移植治療について

血液の基礎知識

私たちの体内の血液量は体型や年齢・性別により個人差があるものの体重の約8%で、このうち約10%は肝臓や脾臓に貯められ、残りが体内を循環しています。その循環血液量は男性で75mL/kg前後、女性で65mL/kg前後と言われ、例えば体重60kgの成人男性で約4,500mL、体重50kgの成人女性で約3,250mLもの血液が体の中を常に循環している、ということになります。

血液には白血球・赤血球・血小板といった細胞成分(約45%)とアルブミンやグロブリンなどのタンパク質の他、電解質・糖・脂質を含む液体成分の血漿(約55%)とがあり、いずれも生命を維持するために大切な役割を果たしています。

白血球

成人では血液1μL中に約7,500個の白血球が存在します。白血球は赤血球よりも大きく、核を持っています。顆粒球、単球及びリンパ球からなり、前者二つは骨髄で、後者は主としてリンパ組織で産生されます。顆粒球は細胞質内の顆粒の染色性によって好中球、好酸球、好塩基球に分けられます。

好中球

白血球の50~70%を占める細胞です。体内の組織で細菌・真菌などによる感染が起こると血管内から組織に遊走(移動)し、貪食(取り込み)・殺菌します。

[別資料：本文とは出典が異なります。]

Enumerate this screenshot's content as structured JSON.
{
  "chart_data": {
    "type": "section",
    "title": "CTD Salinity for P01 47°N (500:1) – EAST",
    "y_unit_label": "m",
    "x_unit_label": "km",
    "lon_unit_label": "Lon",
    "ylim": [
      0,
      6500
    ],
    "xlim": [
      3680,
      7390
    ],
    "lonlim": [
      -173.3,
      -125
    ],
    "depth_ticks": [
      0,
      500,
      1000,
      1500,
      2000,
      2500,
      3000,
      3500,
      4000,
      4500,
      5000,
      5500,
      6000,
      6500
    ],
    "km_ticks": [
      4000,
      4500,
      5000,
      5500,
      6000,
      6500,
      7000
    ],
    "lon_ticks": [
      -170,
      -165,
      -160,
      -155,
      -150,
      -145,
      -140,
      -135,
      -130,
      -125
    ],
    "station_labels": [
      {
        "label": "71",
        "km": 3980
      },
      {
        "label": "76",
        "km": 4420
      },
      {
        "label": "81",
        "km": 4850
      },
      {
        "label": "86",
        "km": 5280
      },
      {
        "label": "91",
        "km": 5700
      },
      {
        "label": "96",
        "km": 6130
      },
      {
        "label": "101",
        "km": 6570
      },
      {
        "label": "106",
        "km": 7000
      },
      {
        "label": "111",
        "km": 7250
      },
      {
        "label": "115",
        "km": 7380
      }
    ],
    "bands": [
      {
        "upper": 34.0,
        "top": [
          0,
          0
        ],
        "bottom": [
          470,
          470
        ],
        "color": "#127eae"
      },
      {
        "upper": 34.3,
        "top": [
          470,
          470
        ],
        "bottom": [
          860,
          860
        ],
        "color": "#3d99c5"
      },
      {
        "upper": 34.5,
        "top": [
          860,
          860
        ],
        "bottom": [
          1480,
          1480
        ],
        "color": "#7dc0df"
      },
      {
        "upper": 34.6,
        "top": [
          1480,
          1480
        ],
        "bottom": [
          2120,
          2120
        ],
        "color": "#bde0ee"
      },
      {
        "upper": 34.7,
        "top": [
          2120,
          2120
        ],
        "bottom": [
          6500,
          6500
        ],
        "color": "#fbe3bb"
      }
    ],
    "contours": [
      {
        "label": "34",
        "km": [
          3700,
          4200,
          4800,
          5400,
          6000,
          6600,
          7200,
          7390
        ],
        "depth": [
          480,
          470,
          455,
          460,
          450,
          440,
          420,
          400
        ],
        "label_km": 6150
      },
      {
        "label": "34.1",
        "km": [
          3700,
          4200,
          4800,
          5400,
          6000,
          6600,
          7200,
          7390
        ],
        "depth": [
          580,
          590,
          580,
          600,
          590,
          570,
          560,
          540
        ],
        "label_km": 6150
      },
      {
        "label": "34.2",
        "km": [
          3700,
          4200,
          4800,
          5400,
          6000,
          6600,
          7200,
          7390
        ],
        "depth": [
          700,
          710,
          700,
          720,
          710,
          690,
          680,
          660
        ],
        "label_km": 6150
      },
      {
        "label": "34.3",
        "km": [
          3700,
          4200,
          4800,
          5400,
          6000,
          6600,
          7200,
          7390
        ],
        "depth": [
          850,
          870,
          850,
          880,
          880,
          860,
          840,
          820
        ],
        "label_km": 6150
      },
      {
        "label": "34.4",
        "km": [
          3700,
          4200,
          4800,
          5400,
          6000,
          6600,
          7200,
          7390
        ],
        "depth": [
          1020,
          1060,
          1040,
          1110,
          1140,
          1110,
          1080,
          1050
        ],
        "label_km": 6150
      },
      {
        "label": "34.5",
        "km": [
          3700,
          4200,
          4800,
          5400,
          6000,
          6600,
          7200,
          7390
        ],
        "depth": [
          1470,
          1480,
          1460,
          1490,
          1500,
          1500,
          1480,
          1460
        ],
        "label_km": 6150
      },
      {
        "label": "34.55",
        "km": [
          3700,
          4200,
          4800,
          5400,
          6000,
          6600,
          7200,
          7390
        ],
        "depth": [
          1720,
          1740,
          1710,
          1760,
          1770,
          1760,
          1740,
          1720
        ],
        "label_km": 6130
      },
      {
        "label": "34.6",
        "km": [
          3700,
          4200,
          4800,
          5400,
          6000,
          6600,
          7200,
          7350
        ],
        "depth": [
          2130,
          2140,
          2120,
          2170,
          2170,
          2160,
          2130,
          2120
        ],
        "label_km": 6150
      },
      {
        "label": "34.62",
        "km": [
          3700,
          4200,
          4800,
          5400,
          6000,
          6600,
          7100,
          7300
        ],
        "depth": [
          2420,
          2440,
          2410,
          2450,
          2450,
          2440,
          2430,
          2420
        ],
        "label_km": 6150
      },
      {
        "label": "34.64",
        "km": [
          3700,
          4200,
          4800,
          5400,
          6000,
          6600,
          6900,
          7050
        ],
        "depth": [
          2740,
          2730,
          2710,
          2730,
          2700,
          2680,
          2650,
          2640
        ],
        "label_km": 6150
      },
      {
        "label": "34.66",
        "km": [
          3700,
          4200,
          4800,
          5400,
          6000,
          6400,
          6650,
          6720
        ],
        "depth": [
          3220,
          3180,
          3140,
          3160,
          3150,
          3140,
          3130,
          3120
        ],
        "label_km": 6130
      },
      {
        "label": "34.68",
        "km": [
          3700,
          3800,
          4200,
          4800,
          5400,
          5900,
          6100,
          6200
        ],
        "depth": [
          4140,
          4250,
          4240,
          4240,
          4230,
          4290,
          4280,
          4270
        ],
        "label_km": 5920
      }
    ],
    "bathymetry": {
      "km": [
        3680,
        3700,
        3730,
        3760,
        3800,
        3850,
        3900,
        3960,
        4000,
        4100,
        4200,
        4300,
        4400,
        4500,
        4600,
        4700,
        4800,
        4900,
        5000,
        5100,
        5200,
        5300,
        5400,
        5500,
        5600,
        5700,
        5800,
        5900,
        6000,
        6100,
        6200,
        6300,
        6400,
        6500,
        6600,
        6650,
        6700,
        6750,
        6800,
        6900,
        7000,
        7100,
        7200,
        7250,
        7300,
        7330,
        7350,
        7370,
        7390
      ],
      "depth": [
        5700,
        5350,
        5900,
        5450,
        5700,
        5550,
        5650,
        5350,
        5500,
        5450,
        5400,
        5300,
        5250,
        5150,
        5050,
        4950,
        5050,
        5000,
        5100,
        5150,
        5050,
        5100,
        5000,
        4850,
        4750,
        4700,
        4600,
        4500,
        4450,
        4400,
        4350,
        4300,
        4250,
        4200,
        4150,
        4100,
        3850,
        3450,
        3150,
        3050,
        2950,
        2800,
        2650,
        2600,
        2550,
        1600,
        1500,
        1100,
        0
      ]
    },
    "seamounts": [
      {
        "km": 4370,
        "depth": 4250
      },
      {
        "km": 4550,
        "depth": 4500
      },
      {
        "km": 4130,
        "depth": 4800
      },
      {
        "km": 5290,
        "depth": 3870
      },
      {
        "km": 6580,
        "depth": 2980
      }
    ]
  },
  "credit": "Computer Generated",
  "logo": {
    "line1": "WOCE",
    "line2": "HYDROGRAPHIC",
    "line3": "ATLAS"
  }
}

血液疾患の中には好中球がうまく作れない患者さん(主に白血病や再生不良性貧血)や抗がん剤などの治療に伴って好中球が減少することがあり、血液中の好中球が2,000/µLより少なくなってしまうことがあります。この状態を「好中球減少症」と呼び、更に500/μL未満になると重症な感染症を起こす危険もあるため、厳重な注意が必要となります。

リンパ球

白血球の20~40%を占める細胞です。ウイルスの感染を防ぎ、ある種のがん細胞を発見し破壊するTリンパ球、ナチュラルキラー細胞(NK細胞)と抗体をつくる細胞に変化するBリンパ球の3つの種類があります。

単球

白血球の3~6%を占める大型の細胞です。好中球と同様、病原体や異物を貪食(取り込み)、殺菌能を持つだけでなく、異物の抗原を細胞表面に提示(抗原提示)する働きもあります。単球は、血管外に出るとマクロファージと呼ばれる食細胞に変化します。

好酸球

白血球の2~5%を占めます。寄生虫感染症、アレルギー疾患、悪性腫瘍などで末梢血中の好酸球が増加することが知られています。

好塩基球

白血球の0~1%を占めるにすぎない細胞です。好塩基球の顆粒の中には、ヒスタミンやヘパリンなどの活性物質が含まれています。体の外部からアレルギー物質(抗原)が侵入して細胞表面のIgE受容体に結合すると、顆粒の中から活性物質が放出され、アレルギー反応や炎症反応を起こします。

赤血球

血液中の細胞(血球)の中で最も多く、およそ96%を占めています。

細胞の内部に大量のヘモグロビンを含み、酸素を全身の組織に運搬する役割を果たしています。ヒトの赤血球の寿命は約120日と言われ、骨髄では休みなく造血幹細胞の分裂が繰り返され新しい赤血球が補充されています。

血小板

血小板は、血液1μL中およそ15万~40万個あります。血小板の大事な役割は、出血を抑える作用(止血)です。一般に、血小板減少とは、血小板数が血液1μL中10万未満になった状態を指し、更に5万/μL以下になると出血傾向が明らかになり、血小板数が1万~2万/μL以下に低下すると、口腔内出血、鼻出血、下血、血尿、頭蓋内出血などの重篤な出血症状が出現すると言われています。